Pour le Washington Post, on commence seulement à entrevoir comment ces différents éléments pourraient se combiner. Par exemple, après approbation d’une cour relevant de la surveillance d’espions étrangers, le gouvernement pourrait faire perquisitionner le domicile d’un citoyen américain, puis le déclarer « combattant ennemi » devant être incarcéré pour une durée indéfinie dans une base militaire américaine. C’est le cas, par exemple, de Jose Padilla, citoyen américain accusé d’avoir tenté de fabriquer une « bombe sale », qui a été mis à l’écart du système judiciaire normal et détenu incommunicado dans une prison militaire.

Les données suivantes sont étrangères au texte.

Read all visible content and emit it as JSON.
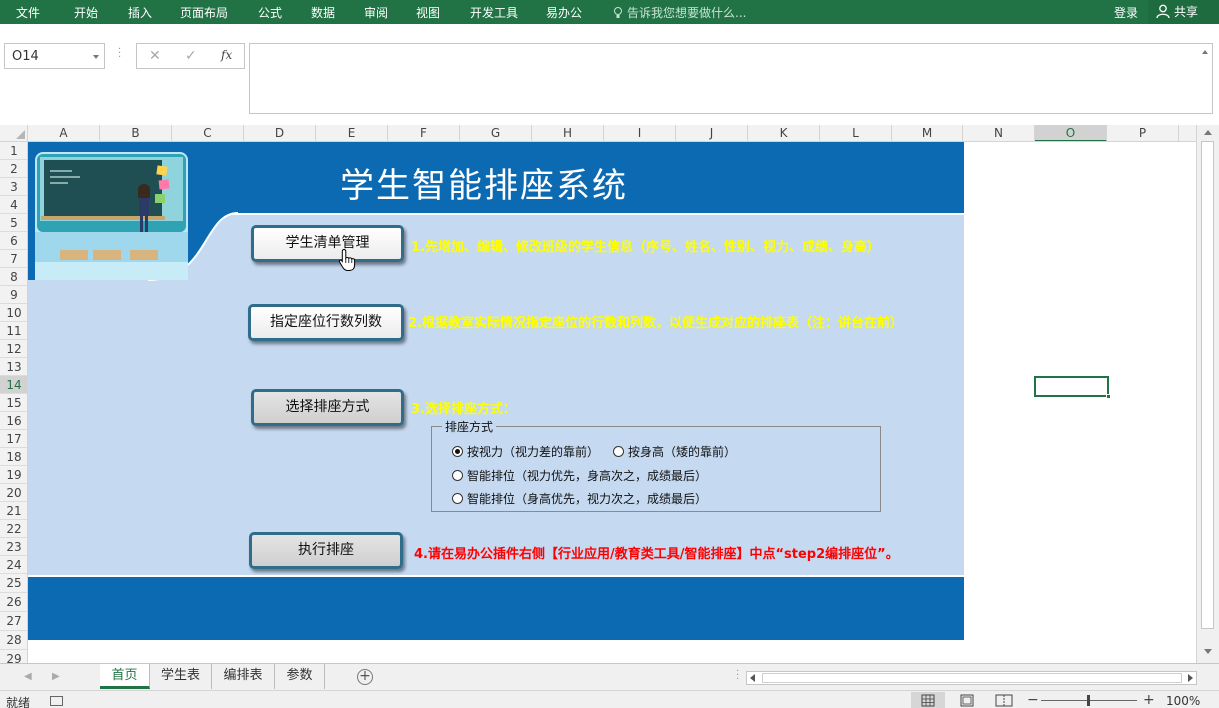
{
  "ribbon": {
    "tabs": [
      "文件",
      "开始",
      "插入",
      "页面布局",
      "公式",
      "数据",
      "审阅",
      "视图",
      "开发工具",
      "易办公"
    ],
    "tell_me": "告诉我您想要做什么...",
    "login": "登录",
    "share": "共享"
  },
  "formula_bar": {
    "name_box": "O14",
    "fx": "fx",
    "formula": ""
  },
  "columns": [
    "A",
    "B",
    "C",
    "D",
    "E",
    "F",
    "G",
    "H",
    "I",
    "J",
    "K",
    "L",
    "M",
    "N",
    "O",
    "P"
  ],
  "rows": [
    "1",
    "2",
    "3",
    "4",
    "5",
    "6",
    "7",
    "8",
    "9",
    "10",
    "11",
    "12",
    "13",
    "14",
    "15",
    "16",
    "17",
    "18",
    "19",
    "20",
    "21",
    "22",
    "23",
    "24",
    "25",
    "26",
    "27",
    "28",
    "29"
  ],
  "selected_column": "O",
  "selected_row": "14",
  "dashboard": {
    "title": "学生智能排座系统",
    "colors": {
      "banner_dark": "#0b6ab2",
      "banner_light": "#c5d9f1",
      "note_yellow": "#ffff00",
      "note_red": "#ff0000"
    },
    "buttons": {
      "student_list": "学生清单管理",
      "seat_grid": "指定座位行数列数",
      "choose_method": "选择排座方式",
      "run": "执行排座"
    },
    "notes": {
      "step1": "1.先增加、编辑、修改班级的学生信息（序号、姓名、性别、视力、成绩、身高）",
      "step2": "2.根据教室实际情况指定座位的行数和列数，以便生成对应的排座表（注：讲台在前）",
      "step3": "3.选择排座方式：",
      "step4": "4.请在易办公插件右侧【行业应用/教育类工具/智能排座】中点“step2编排座位”。"
    },
    "method_group": {
      "legend": "排座方式",
      "options": [
        {
          "label": "按视力（视力差的靠前）",
          "selected": true
        },
        {
          "label": "按身高（矮的靠前）",
          "selected": false
        },
        {
          "label": "智能排位（视力优先，身高次之，成绩最后）",
          "selected": false
        },
        {
          "label": "智能排位（身高优先，视力次之，成绩最后）",
          "selected": false
        }
      ]
    }
  },
  "sheet_tabs": [
    "首页",
    "学生表",
    "编排表",
    "参数"
  ],
  "active_sheet": "首页",
  "status": {
    "ready": "就绪",
    "zoom": "100%"
  }
}
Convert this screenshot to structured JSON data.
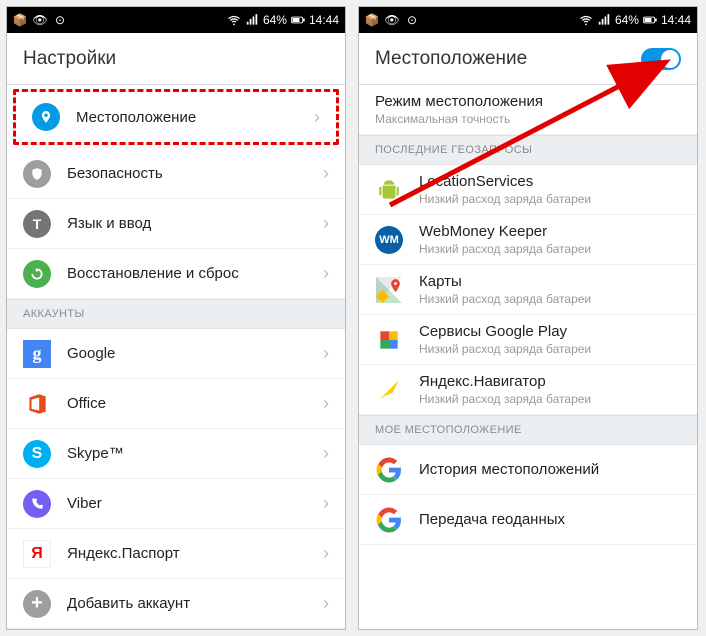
{
  "statusbar": {
    "battery_text": "64%",
    "time": "14:44"
  },
  "left_screen": {
    "title": "Настройки",
    "items": [
      {
        "label": "Местоположение"
      },
      {
        "label": "Безопасность"
      },
      {
        "label": "Язык и ввод"
      },
      {
        "label": "Восстановление и сброс"
      }
    ],
    "section1": "АККАУНТЫ",
    "accounts": [
      {
        "label": "Google"
      },
      {
        "label": "Office"
      },
      {
        "label": "Skype™"
      },
      {
        "label": "Viber"
      },
      {
        "label": "Яндекс.Паспорт"
      },
      {
        "label": "Добавить аккаунт"
      }
    ]
  },
  "right_screen": {
    "title": "Местоположение",
    "mode": {
      "title": "Режим местоположения",
      "sub": "Максимальная точность"
    },
    "section_recent": "ПОСЛЕДНИЕ ГЕОЗАПРОСЫ",
    "recent": [
      {
        "label": "LocationServices",
        "sub": "Низкий расход заряда батареи"
      },
      {
        "label": "WebMoney Keeper",
        "sub": "Низкий расход заряда батареи"
      },
      {
        "label": "Карты",
        "sub": "Низкий расход заряда батареи"
      },
      {
        "label": "Сервисы Google Play",
        "sub": "Низкий расход заряда батареи"
      },
      {
        "label": "Яндекс.Навигатор",
        "sub": "Низкий расход заряда батареи"
      }
    ],
    "section_my": "МОЕ МЕСТОПОЛОЖЕНИЕ",
    "my": [
      {
        "label": "История местоположений"
      },
      {
        "label": "Передача геоданных"
      }
    ]
  }
}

Deux autres conditions peuvent être appliquées à ceux qui ne sont pas ressortissants américains :
- Procès possible devant un tribunal ou une commission militaires
- Expulsion après des auditions secrètes.
Dans le cadre de ce nouveau système, seul le Président peut déterminer qui est un « combattant ennemi » et, une fois cette désignation appliquée, les cours n’ont rien à dire sur les conditions de détention.
C’est contre cette dérive que Lyndon LaRouche mettait en garde, début 2001, en appelant le Sénat à rejeter la nomination de John Ashcroft à la tête du ministère de la Justice.